Le site de vulgarisation scientifique de l’Université de Liège. ULg, Université de Liège

Competing memories
2/28/12

On this subject Philippe Raxhon unequivocally denounces the accusation regularly levelled at the Israeli state of instrumentalising the Shoah for its own political benefit. ‘The existence of a monstrous tension, in the main sense of the word, between on the one hand extraordinary historical work of great quality, remarkable steps forward in terms of museology and pedagogy, considerable institutional endeavours on an international scale [...]; and on the other, in contrast, a denial of various sources, media and ideological corruptions, caricatural trivialisations or anachronistic comparisons.’

The Liège historian also dwells on what he calls the ‘globalisation of memory’ over colonial pasts and slavery. All in all the site of memory of the domination of humankind by humankind is becoming the entire planet, every era included. A phenomenon which is both disturbing and alarming, he writes, without forgetting to point out that certain historians have themselves contributed to it ‘in toppling the bronze statues of the heroes of national positivism.’ The distortion between history and memory is becoming a tear, with the abandonment of the contexts and singularities of historical situations. And there is a major risk at issue: the simplifying visions of the past, so characteristic of totalitarian ideologies.
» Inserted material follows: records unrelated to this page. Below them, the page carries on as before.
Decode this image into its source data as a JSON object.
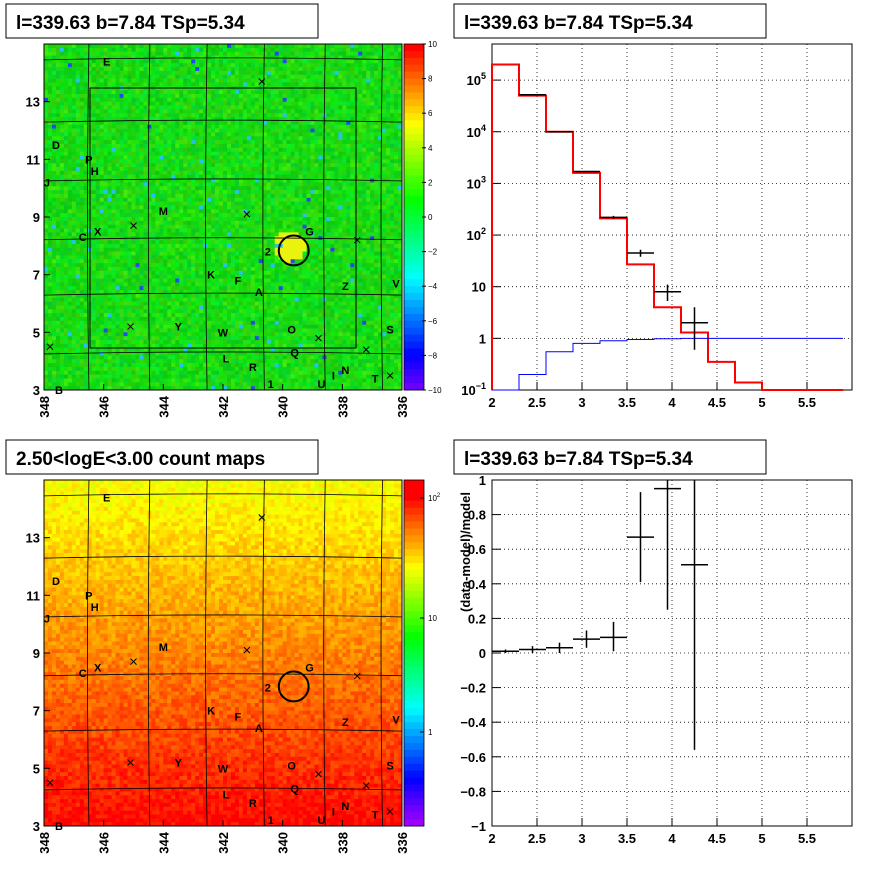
{
  "chart_data": [
    {
      "type": "heatmap",
      "title": "l=339.63 b=7.84 TSp=5.34",
      "xlim": [
        348,
        336
      ],
      "ylim": [
        3,
        15
      ],
      "x_ticks": [
        "348",
        "346",
        "344",
        "342",
        "340",
        "338",
        "336"
      ],
      "y_ticks": [
        "3",
        "5",
        "7",
        "9",
        "11",
        "13"
      ],
      "colorbar": {
        "min": -10,
        "max": 10,
        "ticks": [
          "10",
          "8",
          "6",
          "4",
          "2",
          "0",
          "−2",
          "−4",
          "−6",
          "−8",
          "−10"
        ]
      },
      "sources": [
        {
          "label": "E",
          "l": 345.9,
          "b": 14.4
        },
        {
          "label": "D",
          "l": 347.6,
          "b": 11.5
        },
        {
          "label": "P",
          "l": 346.5,
          "b": 11.0
        },
        {
          "label": "H",
          "l": 346.3,
          "b": 10.6
        },
        {
          "label": "J",
          "l": 347.9,
          "b": 10.2
        },
        {
          "label": "M",
          "l": 344.0,
          "b": 9.2
        },
        {
          "label": "X",
          "l": 346.2,
          "b": 8.5
        },
        {
          "label": "C",
          "l": 346.7,
          "b": 8.3
        },
        {
          "label": "G",
          "l": 339.1,
          "b": 8.5
        },
        {
          "label": "2",
          "l": 340.5,
          "b": 7.8
        },
        {
          "label": "K",
          "l": 342.4,
          "b": 7.0
        },
        {
          "label": "F",
          "l": 341.5,
          "b": 6.8
        },
        {
          "label": "A",
          "l": 340.8,
          "b": 6.4
        },
        {
          "label": "Z",
          "l": 337.9,
          "b": 6.6
        },
        {
          "label": "V",
          "l": 336.2,
          "b": 6.7
        },
        {
          "label": "Y",
          "l": 343.5,
          "b": 5.2
        },
        {
          "label": "W",
          "l": 342.0,
          "b": 5.0
        },
        {
          "label": "O",
          "l": 339.7,
          "b": 5.1
        },
        {
          "label": "S",
          "l": 336.4,
          "b": 5.1
        },
        {
          "label": "Q",
          "l": 339.6,
          "b": 4.3
        },
        {
          "label": "L",
          "l": 341.9,
          "b": 4.1
        },
        {
          "label": "R",
          "l": 341.0,
          "b": 3.8
        },
        {
          "label": "N",
          "l": 337.9,
          "b": 3.7
        },
        {
          "label": "I",
          "l": 338.3,
          "b": 3.5
        },
        {
          "label": "U",
          "l": 338.7,
          "b": 3.2
        },
        {
          "label": "T",
          "l": 336.9,
          "b": 3.4
        },
        {
          "label": "1",
          "l": 340.4,
          "b": 3.2
        },
        {
          "label": "B",
          "l": 347.5,
          "b": 3.0
        }
      ],
      "crosses": [
        [
          340.7,
          13.7
        ],
        [
          341.2,
          9.1
        ],
        [
          345.0,
          8.7
        ],
        [
          337.5,
          8.2
        ],
        [
          345.1,
          5.2
        ],
        [
          338.8,
          4.8
        ],
        [
          337.2,
          4.4
        ],
        [
          336.4,
          3.5
        ],
        [
          347.8,
          4.5
        ]
      ],
      "circle": {
        "l": 339.63,
        "b": 7.84,
        "r": 0.5
      }
    },
    {
      "type": "line",
      "title": "l=339.63 b=7.84 TSp=5.34",
      "xlim": [
        2,
        6
      ],
      "ylim": [
        0.1,
        500000
      ],
      "yscale": "log",
      "x_ticks": [
        "2",
        "2.5",
        "3",
        "3.5",
        "4",
        "4.5",
        "5",
        "5.5"
      ],
      "y_ticks": [
        {
          "base": "10",
          "exp": "5",
          "value": 100000
        },
        {
          "base": "10",
          "exp": "4",
          "value": 10000
        },
        {
          "base": "10",
          "exp": "3",
          "value": 1000
        },
        {
          "base": "10",
          "exp": "2",
          "value": 100
        },
        {
          "base": "10",
          "exp": "",
          "value": 10
        },
        {
          "base": "1",
          "exp": "",
          "value": 1
        },
        {
          "base": "10",
          "exp": "−1",
          "value": 0.1
        }
      ],
      "grid": true,
      "bin_edges": [
        2.0,
        2.3,
        2.6,
        2.9,
        3.2,
        3.5,
        3.8,
        4.1,
        4.4,
        4.7,
        5.0,
        5.3,
        5.6,
        5.9
      ],
      "series": [
        {
          "color": "#ff0000",
          "values": [
            200000,
            50000,
            10000,
            1600,
            210,
            27,
            4,
            1.3,
            0.35,
            0.14,
            0.1,
            0.1,
            0.1
          ]
        },
        {
          "color": "#0000ff",
          "values": [
            0.06,
            0.2,
            0.55,
            0.8,
            0.9,
            0.95,
            0.98,
            1.0,
            1.0,
            1.0,
            1.0,
            1.0,
            1.0
          ]
        }
      ],
      "data_points": [
        {
          "x": 2.45,
          "xerr": 0.15,
          "y": 52000,
          "ylo": 51500,
          "yhi": 52500
        },
        {
          "x": 2.75,
          "xerr": 0.15,
          "y": 10000,
          "ylo": 9900,
          "yhi": 10100
        },
        {
          "x": 3.05,
          "xerr": 0.15,
          "y": 1700,
          "ylo": 1660,
          "yhi": 1740
        },
        {
          "x": 3.35,
          "xerr": 0.15,
          "y": 220,
          "ylo": 205,
          "yhi": 235
        },
        {
          "x": 3.65,
          "xerr": 0.15,
          "y": 45,
          "ylo": 38,
          "yhi": 52
        },
        {
          "x": 3.95,
          "xerr": 0.15,
          "y": 8,
          "ylo": 5.3,
          "yhi": 11
        },
        {
          "x": 4.25,
          "xerr": 0.15,
          "y": 2,
          "ylo": 0.6,
          "yhi": 4
        }
      ]
    },
    {
      "type": "heatmap",
      "title": "2.50<logE<3.00 count maps",
      "xlim": [
        348,
        336
      ],
      "ylim": [
        3,
        15
      ],
      "x_ticks": [
        "348",
        "346",
        "344",
        "342",
        "340",
        "338",
        "336"
      ],
      "y_ticks": [
        "3",
        "5",
        "7",
        "9",
        "11",
        "13"
      ],
      "colorbar": {
        "scale": "log",
        "ticks": [
          {
            "base": "10",
            "exp": "2",
            "value": 100
          },
          {
            "base": "10",
            "exp": "",
            "value": 10
          },
          {
            "base": "1",
            "exp": "",
            "value": 1
          }
        ]
      }
    },
    {
      "type": "scatter",
      "title": "l=339.63 b=7.84 TSp=5.34",
      "ylabel": "(data-model)/model",
      "xlim": [
        2,
        6
      ],
      "ylim": [
        -1,
        1
      ],
      "x_ticks": [
        "2",
        "2.5",
        "3",
        "3.5",
        "4",
        "4.5",
        "5",
        "5.5"
      ],
      "y_ticks": [
        "1",
        "0.8",
        "0.6",
        "0.4",
        "0.2",
        "0",
        "−0.2",
        "−0.4",
        "−0.6",
        "−0.8",
        "−1"
      ],
      "grid": true,
      "points": [
        {
          "x": 2.15,
          "xerr": 0.15,
          "y": 0.01,
          "ylo": 0.0,
          "yhi": 0.02
        },
        {
          "x": 2.45,
          "xerr": 0.15,
          "y": 0.02,
          "ylo": 0.0,
          "yhi": 0.04
        },
        {
          "x": 2.75,
          "xerr": 0.15,
          "y": 0.03,
          "ylo": 0.0,
          "yhi": 0.06
        },
        {
          "x": 3.05,
          "xerr": 0.15,
          "y": 0.08,
          "ylo": 0.03,
          "yhi": 0.13
        },
        {
          "x": 3.35,
          "xerr": 0.15,
          "y": 0.09,
          "ylo": 0.01,
          "yhi": 0.18
        },
        {
          "x": 3.65,
          "xerr": 0.15,
          "y": 0.67,
          "ylo": 0.41,
          "yhi": 0.93
        },
        {
          "x": 3.95,
          "xerr": 0.15,
          "y": 0.95,
          "ylo": 0.25,
          "yhi": 1.0
        },
        {
          "x": 4.25,
          "xerr": 0.15,
          "y": 0.51,
          "ylo": -0.56,
          "yhi": 1.0
        }
      ]
    }
  ]
}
Not without having warned against the proliferation of memorial legal acts ‘which direct our model of society towards the managing of affairs by judges and not by elected representatives,’ Philippe Raxhon in the end advocates replacing the word memory by that of heritage, a ‘less heavily charged’ concept. And rediscovering in passing the path which leads to the richness and complexity of the past, in particular in the relationship between nations, human beings, social classes and societies. All in all a way to stimulate a sharing of memories...

Opening up history

Sophie Ernst (Associate Professor at the French Institute of Education) invites us to reflect on another important aspect: school. Focusing on what she terms ‘negative commemorations,’ in other words those which ‘bring nothing but pain, the awareness of irreparable tragedies,’ she suggests different pathways for reintegrating the transmission of memories into the school environment. She in effect thinks that the young should not find themselves crushed under the weight of traumatic and anxiety triggering pasts – which are sometimes the roots of conflicts which teachers find hard to manage – but instead be in a dynamic of hope and an interest in cultural otherness. In short anything but martyrology.

It would maybe be better, she suggests for example, to have children discover the marvellous Yiddish culture and klezmer music, to have them discover Gypsy culture rather than take them to Auschwitz, and that would be a form of commemoration equal to another. The Yiddish culture has been assassinated, but what survives of it deserves to be passed on; La liste de Schindlergypsy forms of music are immensely seductive and remind the world of the precarious existence of a people whose very existence is still threatened. In the same way it is worth remembering that we owe to slavery the music which has revolutionised our tastes and conquered the world...

Bearing witness as a researcher to the investment of numerous professors in inventive projects, Sophie Ernst reminds us that memory takes over history in a subjective manner and that it is this ‘subjectification, this concentration on a subject of affects, desires, wishes, etc. which makes it of value for pupils.’ That is very different to a presentation of the 1914-1918 War such as we were used to having forty years ago: the causes of the war, the political events, the battles, descriptions of the front, and the consequences of the peace treaties. We needed films of fiction, theatre plays, sometimes the rediscovery of forgotten books, before we could grasp an essential aspect: what the soldiers in the trenches experienced, what happened to a whole generation of very young men. It was by moving into subjectivity and individual stories that we were able to discover a much more consistent objectivity which the ‘seen from above’ description had obliterated.